Z końcem sezonu, tuż po finale Ligi Mistrzów, Anglik z łezką w oku żegnał się z Borussią Dortmund, do której był jedynie wypożyczony. Media donosiły, że bardzo nie chce wracać do Manchesteru United, ale oba kluby nie mogły się dogadać w kwestii wykupu gracza. Teraz okazuje się, że jest dla Jadona Sancho nadzieja.
24-letni skrzydłowy ma za sobą całkiem niezły sezon zwieńczony udziałem w finale najbardziej prestiżowego z europejskich pucharów. Sancho w ramach wypożyczenia wrócił na pół roku do Dortmundu, gdzie stawiał pierwsze kroki w seniorskiej piłce. Borussia chciała nawet wykupić go z Manchesteru, ale zdaniem władz klubu, Czerwone Diabły wyznaczyły zbyt wysoką cenę.
Teraz też nie jest tanio, ale za to jedno jest pewne – Manchester United chce sprzedać Jadona Sancho. Jak informuje Fabrizio Romano, bez względu na to, kto będzie trenerem drużyny na nowy sezon, skrzydłowego nie będzie w planach klubu.

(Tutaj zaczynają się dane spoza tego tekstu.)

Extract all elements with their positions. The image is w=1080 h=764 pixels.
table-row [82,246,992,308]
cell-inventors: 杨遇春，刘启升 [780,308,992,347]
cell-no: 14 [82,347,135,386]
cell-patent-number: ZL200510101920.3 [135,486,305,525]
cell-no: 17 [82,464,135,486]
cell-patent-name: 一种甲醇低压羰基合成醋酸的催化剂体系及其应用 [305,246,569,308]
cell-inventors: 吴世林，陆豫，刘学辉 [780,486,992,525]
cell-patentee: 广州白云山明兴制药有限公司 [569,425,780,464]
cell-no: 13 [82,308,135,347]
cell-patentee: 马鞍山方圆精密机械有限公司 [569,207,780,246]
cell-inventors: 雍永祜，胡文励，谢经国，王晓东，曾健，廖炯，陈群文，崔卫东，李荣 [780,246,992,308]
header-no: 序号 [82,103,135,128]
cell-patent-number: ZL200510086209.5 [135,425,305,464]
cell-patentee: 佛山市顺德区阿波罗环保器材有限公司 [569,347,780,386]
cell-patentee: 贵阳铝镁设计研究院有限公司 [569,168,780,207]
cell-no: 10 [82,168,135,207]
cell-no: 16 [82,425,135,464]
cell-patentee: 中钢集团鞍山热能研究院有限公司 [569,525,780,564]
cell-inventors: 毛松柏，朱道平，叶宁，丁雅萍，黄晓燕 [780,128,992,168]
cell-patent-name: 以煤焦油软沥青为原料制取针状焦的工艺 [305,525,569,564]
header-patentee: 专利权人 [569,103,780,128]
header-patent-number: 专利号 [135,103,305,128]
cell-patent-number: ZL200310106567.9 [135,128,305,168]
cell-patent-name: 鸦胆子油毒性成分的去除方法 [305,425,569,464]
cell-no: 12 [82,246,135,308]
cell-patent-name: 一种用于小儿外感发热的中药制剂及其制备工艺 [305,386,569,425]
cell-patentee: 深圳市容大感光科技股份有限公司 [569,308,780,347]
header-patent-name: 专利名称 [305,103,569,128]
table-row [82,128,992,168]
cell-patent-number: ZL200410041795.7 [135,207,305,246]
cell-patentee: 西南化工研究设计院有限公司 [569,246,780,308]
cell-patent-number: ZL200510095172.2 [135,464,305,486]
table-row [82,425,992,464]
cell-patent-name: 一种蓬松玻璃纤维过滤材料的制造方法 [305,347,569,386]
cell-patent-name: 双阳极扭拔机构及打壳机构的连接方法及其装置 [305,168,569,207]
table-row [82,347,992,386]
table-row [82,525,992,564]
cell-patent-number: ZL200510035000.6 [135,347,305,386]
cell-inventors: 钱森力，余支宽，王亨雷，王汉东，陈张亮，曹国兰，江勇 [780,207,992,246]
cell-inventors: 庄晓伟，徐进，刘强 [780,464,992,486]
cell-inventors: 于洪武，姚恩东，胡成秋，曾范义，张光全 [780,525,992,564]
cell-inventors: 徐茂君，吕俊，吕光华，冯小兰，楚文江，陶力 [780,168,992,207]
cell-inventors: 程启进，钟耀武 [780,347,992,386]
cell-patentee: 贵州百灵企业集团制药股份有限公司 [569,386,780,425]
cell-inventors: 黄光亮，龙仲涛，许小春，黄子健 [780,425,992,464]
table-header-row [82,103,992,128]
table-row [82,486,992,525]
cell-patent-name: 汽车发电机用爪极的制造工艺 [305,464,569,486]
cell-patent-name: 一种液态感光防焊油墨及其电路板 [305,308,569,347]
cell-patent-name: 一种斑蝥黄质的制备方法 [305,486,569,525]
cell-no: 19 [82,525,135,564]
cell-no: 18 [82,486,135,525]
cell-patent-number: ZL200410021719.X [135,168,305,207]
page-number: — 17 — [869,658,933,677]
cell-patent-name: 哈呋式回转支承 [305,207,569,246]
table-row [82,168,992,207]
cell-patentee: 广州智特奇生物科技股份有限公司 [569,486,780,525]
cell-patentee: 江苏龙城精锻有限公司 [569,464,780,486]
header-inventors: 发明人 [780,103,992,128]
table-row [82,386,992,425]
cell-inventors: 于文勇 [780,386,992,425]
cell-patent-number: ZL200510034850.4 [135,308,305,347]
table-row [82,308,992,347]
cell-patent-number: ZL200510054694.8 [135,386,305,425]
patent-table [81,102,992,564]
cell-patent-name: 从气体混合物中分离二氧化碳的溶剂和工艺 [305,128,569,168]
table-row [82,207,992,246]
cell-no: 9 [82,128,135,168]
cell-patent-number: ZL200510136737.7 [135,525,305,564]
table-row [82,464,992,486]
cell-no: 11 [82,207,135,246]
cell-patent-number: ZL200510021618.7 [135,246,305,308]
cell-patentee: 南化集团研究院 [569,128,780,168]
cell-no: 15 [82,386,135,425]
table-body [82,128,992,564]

🚨🔴 Manchester United remain 100% decided on selling Jadon Sancho this summer, regardless of who is manager.#MUFC board looking for £40m fee to let Sancho leave with interest from Borussia Dortmund but also other clubs. pic.twitter.com/NDDWX8caHl
— Fabrizio Romano (@FabrizioRomano) June 9, 2024
Władze ekipy z Old Trafford chcą za Sancho około 47 milionów euro, ale Borussia i tak rozważy wszelkie za i przeciw sprowadzeniu piłkarza do Dortmundu na stałe. Musi się jednak przygotować na rywalizację z innymi drużynami – jak przekonuje Romano, chętnych na usługi Sancho jest więcej.
CZYTAJ WIĘCEJ:
- Trela: Pressing, stojąca piłka, szybkie przerzuty. Co mecz z Ukrainą mówi o pomyśle Polski na Euro?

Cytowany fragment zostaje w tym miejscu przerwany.